What you will be able to do
- Define communitas and immunitas from their shared Latin root (munus) and explain how each concept orients toward obligation differently.
- Identify immunitarian logic in public discourse — statements, policies, or norms that exempt individuals from collective obligation.
- Identify communitarian logic in practice — infrastructure, norms, or relationships that distribute obligation across a group.
- Analyze a concrete situation (a policy, a rhetorical move, a community practice) using the communitas/immunitas pairing, explaining what obligation is at stake and how it is being shared or dissolved.
- Connect the pairing to related concepts: biopolitics, disability justice, harm reduction, and access intimacy.
Prerequisites
- No formal prerequisites. The introductory lesson is self-contained.
- Familiarity with disability justice and harm reduction will deepen understanding of the worked examples but is not required.
Reference documents
- Communitas — term definition
- Immunitas — term definition
- Introduction to Communitas and Immunitas — the introductory lesson
- Roberto Esposito — the philosopher who develops both concepts
Scope
This skill covers understanding and applying Esposito’s communitas/immunitas pairing as analytical tools. It does not cover:
- Esposito’s full philosophical system (the “affirmative biopolitics” he develops in later work)

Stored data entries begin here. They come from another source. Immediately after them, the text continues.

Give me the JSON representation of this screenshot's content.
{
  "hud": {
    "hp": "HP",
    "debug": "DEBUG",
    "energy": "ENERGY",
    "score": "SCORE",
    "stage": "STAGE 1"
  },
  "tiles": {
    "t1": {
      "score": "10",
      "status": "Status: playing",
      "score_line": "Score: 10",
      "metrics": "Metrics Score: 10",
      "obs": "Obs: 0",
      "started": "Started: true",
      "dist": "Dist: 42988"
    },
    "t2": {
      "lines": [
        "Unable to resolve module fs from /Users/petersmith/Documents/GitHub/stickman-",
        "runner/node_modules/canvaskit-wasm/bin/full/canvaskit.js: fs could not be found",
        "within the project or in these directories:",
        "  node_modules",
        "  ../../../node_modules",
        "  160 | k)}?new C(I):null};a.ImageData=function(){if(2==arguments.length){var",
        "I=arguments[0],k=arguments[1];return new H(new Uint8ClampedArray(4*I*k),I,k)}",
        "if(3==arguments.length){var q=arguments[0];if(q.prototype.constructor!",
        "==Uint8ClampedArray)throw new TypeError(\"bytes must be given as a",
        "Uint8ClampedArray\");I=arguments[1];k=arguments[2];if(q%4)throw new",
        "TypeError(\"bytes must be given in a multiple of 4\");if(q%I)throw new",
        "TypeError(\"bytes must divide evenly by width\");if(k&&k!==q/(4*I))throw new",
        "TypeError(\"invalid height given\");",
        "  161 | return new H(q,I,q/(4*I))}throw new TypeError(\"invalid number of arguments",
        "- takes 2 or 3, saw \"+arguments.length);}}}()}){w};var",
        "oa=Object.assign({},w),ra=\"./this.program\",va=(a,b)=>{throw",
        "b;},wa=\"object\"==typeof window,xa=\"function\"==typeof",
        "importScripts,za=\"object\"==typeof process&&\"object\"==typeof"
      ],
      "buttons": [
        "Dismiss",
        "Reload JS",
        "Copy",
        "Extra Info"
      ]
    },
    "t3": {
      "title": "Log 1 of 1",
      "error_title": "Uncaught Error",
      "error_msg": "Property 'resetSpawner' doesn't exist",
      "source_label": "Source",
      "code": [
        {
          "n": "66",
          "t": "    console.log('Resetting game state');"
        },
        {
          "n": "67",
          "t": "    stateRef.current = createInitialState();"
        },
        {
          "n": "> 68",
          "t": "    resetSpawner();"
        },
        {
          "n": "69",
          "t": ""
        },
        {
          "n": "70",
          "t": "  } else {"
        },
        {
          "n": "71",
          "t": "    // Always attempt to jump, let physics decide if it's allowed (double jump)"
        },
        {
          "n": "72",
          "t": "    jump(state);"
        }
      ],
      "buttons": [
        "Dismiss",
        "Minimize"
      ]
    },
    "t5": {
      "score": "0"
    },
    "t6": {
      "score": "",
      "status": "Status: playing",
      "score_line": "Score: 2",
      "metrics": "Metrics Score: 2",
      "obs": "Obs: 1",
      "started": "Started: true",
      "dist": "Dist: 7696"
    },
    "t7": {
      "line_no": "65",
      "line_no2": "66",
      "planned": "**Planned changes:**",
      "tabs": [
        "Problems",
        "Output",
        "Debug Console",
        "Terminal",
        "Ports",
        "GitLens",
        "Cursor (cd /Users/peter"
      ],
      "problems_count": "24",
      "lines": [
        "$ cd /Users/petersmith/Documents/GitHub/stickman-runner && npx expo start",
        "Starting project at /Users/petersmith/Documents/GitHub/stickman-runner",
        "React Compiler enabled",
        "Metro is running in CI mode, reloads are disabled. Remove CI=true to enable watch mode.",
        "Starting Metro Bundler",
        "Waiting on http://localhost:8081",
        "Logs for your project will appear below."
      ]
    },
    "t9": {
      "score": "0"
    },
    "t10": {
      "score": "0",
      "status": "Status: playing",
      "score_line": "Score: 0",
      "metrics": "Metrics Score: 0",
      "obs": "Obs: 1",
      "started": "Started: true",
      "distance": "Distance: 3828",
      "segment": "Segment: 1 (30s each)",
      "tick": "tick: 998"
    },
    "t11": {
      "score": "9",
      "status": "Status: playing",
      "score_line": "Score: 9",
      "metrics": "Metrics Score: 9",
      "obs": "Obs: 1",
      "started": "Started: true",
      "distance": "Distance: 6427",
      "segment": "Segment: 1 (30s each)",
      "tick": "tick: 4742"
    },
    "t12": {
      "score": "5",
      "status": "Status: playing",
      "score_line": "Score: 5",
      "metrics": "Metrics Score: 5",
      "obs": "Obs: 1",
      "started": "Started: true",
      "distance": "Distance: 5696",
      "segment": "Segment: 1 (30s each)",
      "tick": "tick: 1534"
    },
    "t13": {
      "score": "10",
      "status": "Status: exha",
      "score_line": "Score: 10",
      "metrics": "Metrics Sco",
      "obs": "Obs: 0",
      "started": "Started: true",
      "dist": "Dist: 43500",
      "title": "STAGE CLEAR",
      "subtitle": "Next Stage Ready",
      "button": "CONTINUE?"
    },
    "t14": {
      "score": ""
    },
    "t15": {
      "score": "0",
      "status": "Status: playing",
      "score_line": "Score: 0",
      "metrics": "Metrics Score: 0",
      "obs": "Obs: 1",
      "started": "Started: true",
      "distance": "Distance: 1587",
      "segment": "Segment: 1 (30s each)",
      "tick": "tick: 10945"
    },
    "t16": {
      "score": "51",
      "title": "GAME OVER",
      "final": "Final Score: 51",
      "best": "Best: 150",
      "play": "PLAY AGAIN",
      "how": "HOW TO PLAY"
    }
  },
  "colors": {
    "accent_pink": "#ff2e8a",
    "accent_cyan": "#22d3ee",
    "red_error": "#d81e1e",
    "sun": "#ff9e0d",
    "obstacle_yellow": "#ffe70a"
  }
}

- The broader Italian tradition of biopolitical thought (Giorgio Agamben, Antonio Negri)
- Latin philology beyond what is needed to understand munus, communitas, and immunitas
Verification
You have this skill if you can: (1) explain the communitas/immunitas distinction to someone unfamiliar with Esposito, grounding it in the shared root munus; (2) take a concrete scenario — a policy debate, a community norm, a rhetorical move — and identify whether it operates through communitarian or immunitarian logic; and (3) explain the consequences of that logic for those with least access to individual protection.